The author concluded in part “These observations would seem to further call into question the idea that GHGs are the driving force behind the contraction of Arctic sea ice area over the past few decades.” A reasonable and appropriately cautious statement. He also said “It would appear however that the anomalies will be moving in generally opposite directions for the better part of the next two decades.” Something of a prediction, but not really a bold one, is it? The current trends in N. and S. graphs support that more or less “by inspection.” I applaud the exercise, and find little to object to in the author’s conclusions.
Wiggle matching with an r^2 = 0.08??? Be still, my beating spleen! I’m underwhelmed.There may be something here, but I’m afraid it’s lost in irrelevant numerology.
The NS and SH correlation looks to be 0.0 +/- 1.0.
Interesting, but it looks like a remedial course in Stats is required. The elephants tail is NOT longer.
In fact, simply inverting the SAO at its zero crossings matches it up to either of these indexes tantalizingly well (Figure 7).
What does that mean? It looks like you merely multiplied every point in the curve by -1.
Take any two independent autoregressive time series over a finite time span and the odds are that they will be correlated. This is explained in the soon to be published book by Kass, Eden and Brown, Analysis of Neural data (here: http://www.springer.com/?SGWID=0-102-24-0-0&searchType=EASY_CDA&queryText=kass%2C+eden%2C+brown&x=0&y=0; the is also available in pdf form from Rob Kass’ website at the Carnegie-Mellon University Statistics Department. I can provide more information if anyone asks, such as page number.) You have taken a bunch of autoregressive time series, and shown that they are correlated, as expected. What you have not done is shown that they are not independent.
rats. “the book is also available in pdf …”
The sharp rise and fall temperature at a height of 30 km. Please compare with January 2013.
http://www.cpc.ncep.noaa.gov/products/stratosphere/temperature/10mb9065.gif
Sorry, r square less than 0.5 is rubbish. Try looking at max. temps.
Ionizing radiation indicates the area of lowest pressure over the the Arctic Circle.
http://oi62.tinypic.com/ang8xw.jpg
This is a very interesting idea, however, there is one important technical flaw in the method.
This is a classic misuse of OLS linear regression that is widespread in many fields of study but especially in climatology.
The basic problem is that the maths behind OLS “best fit” assumes and REQUIRES minimal error in the x-variable. This is fine in controlled lab experiment or for a time series where dates are usually accurately known.

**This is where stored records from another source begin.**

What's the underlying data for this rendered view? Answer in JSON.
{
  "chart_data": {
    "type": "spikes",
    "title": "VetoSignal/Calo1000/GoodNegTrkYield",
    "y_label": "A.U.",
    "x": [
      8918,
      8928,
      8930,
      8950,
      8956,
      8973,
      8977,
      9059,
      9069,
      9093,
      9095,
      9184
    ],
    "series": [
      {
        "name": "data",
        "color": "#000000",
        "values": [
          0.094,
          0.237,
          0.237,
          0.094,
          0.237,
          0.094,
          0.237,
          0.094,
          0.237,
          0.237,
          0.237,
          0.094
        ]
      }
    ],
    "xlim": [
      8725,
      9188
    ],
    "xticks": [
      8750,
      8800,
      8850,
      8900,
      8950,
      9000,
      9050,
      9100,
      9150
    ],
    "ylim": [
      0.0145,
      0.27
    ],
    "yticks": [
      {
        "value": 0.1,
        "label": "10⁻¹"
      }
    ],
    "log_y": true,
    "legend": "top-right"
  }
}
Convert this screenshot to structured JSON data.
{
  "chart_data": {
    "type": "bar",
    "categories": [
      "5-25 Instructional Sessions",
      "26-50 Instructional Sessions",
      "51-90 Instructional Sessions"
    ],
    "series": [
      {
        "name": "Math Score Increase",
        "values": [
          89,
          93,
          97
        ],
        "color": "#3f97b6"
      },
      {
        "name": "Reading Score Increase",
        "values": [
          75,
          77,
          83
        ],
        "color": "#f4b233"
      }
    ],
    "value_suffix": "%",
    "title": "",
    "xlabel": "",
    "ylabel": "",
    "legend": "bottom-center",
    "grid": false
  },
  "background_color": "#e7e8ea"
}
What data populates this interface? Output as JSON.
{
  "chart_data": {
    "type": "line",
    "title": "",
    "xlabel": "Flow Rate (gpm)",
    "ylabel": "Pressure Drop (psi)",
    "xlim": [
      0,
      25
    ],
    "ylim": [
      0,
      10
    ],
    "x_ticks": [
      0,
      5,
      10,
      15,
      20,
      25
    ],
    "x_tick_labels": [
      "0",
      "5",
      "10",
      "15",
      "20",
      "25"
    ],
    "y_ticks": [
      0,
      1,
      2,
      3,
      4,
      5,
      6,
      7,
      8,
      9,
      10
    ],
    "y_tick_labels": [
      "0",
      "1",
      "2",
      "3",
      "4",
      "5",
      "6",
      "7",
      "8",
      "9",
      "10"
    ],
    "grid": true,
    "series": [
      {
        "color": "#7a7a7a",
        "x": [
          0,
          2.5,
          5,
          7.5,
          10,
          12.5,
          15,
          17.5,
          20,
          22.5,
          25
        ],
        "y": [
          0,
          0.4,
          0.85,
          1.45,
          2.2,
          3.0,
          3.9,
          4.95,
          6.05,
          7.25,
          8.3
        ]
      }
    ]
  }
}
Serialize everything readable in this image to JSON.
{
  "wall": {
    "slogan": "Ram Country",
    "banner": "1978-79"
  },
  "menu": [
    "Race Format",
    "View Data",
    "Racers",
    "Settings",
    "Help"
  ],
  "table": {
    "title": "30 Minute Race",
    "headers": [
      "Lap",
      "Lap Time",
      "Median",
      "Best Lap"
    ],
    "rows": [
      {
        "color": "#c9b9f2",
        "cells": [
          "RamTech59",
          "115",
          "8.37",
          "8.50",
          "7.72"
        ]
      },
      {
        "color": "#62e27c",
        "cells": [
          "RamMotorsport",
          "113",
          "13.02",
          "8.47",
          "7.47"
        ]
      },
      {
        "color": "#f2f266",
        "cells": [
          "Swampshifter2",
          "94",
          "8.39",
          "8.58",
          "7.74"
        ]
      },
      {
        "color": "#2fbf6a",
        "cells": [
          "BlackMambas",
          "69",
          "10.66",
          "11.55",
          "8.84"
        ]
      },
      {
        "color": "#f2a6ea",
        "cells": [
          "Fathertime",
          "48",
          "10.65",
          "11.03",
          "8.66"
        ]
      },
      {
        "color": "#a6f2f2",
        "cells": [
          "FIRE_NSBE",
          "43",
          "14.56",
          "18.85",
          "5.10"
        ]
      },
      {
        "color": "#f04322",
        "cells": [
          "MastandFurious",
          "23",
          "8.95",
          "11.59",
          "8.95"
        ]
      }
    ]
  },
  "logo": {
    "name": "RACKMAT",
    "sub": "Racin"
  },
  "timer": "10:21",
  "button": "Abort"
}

However, it is not correct once you bang two error loaded datasets onto X and Y for a scatter plot.
Then there is an effect called ‘ regression dilution ‘ and the slope usually comes out too low. And on this kind of data it can be WAY too low. To see the problem just plot the graph the other way around and do the OLS . The two slopes should have a product of unity : eg 3 in one sence would give 0.33 in the other if they were consistent. Usually you will get something 0.25 and 2.5 , both being lower than the correct value. How much generally depend upon the spead of the data. Here there is a huge spread and the error will be significant.
I would highlight 2006 as one year that will give a grossly different value fitted the other way around.
Here is an example :
http://climategrog.wordpress.com/?attachment_id=631
A first guess at the true ‘best estimation’ value is to take some middle value of the two slopes or bisect the angle.
For example if the slopes are m1 and m2 : m_ave = sqrt (m1/m2)
That would be good enough for this exercise.
Since this error will be degrading any relationship which is there it would be well worth rerunning the process and using something like the m_ave shown above.
This same error applies to a scatterplot of TOA radiation and surface temperature that is often used to estimate climate scesitivity, real and model based. This ‘matters’ since an erroneously low slope leads to a higher value of CS (which is taken as the inverse of the dRad / dT slope).